May 30, 2013 | Craig Matsumoto |
Rackspace Hosting announced Thursday that it is making the Brocade Communications Systems Inc. Vyatta vRouter available in its hybrid cloud.

That puts a virtual router in customers' hands, but Rackspace is touting the vRouter's firewall abilities. Vyatta, recently acquired by Brocade, had broadened the vRouter to do a number of tricks over the years. In this case the Vyatta routers would connect a client's Web servers to, say, a bunch of databases in the cloud, acting as a firewall between the two.

The vRouter is a software-based router that runs on server hardware, so it can do other things -- routing (duh) or acting as a virtual private network (VPN) gateway, for instance. The attraction to the firewall piece is that cloud customers previously had been building things like firewalls out of Linux components, says John Engates, Rackspace's CTO.
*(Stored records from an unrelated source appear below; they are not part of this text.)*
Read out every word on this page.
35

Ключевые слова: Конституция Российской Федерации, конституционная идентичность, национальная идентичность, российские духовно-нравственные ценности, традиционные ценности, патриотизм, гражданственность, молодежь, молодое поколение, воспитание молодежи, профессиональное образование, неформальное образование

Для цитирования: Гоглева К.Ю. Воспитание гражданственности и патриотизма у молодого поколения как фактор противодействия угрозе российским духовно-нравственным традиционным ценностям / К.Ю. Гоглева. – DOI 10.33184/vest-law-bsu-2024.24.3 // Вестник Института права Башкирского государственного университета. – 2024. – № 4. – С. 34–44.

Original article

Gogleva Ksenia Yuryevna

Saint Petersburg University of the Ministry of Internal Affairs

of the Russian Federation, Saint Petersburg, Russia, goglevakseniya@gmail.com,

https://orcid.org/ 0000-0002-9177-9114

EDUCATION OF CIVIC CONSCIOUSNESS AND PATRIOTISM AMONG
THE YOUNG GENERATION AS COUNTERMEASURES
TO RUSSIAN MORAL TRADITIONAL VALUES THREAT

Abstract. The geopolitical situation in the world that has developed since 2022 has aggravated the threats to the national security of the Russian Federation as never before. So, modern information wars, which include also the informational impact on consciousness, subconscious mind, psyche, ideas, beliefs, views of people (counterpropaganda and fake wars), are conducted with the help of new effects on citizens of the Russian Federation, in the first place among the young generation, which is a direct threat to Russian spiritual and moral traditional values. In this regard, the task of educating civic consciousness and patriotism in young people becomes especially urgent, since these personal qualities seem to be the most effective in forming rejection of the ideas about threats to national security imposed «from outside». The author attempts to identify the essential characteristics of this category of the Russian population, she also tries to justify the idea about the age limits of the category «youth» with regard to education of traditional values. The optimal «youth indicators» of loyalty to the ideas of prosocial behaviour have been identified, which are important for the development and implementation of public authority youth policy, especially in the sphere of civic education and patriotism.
"You ended up having to write a lot of codes and firewall rules. It certainly was possible, but practical is another story," he says.

Rackspace is offering vRouters to a handful of customers at first, with a full rollout to take place in about a month.

Why this matters
The Vyatta acquisition gives Brocade a window into network functions virtualization (NFV) and, to some extent, software-defined networking (SDN).

Rackspace, already a Brocade customer and a fan of SDN (the company uses VMware Inc.'s Network Virtualization Platform (NVP), originally developed by Nicira), could be a noteworthy test case for using the virtual routers in the cloud.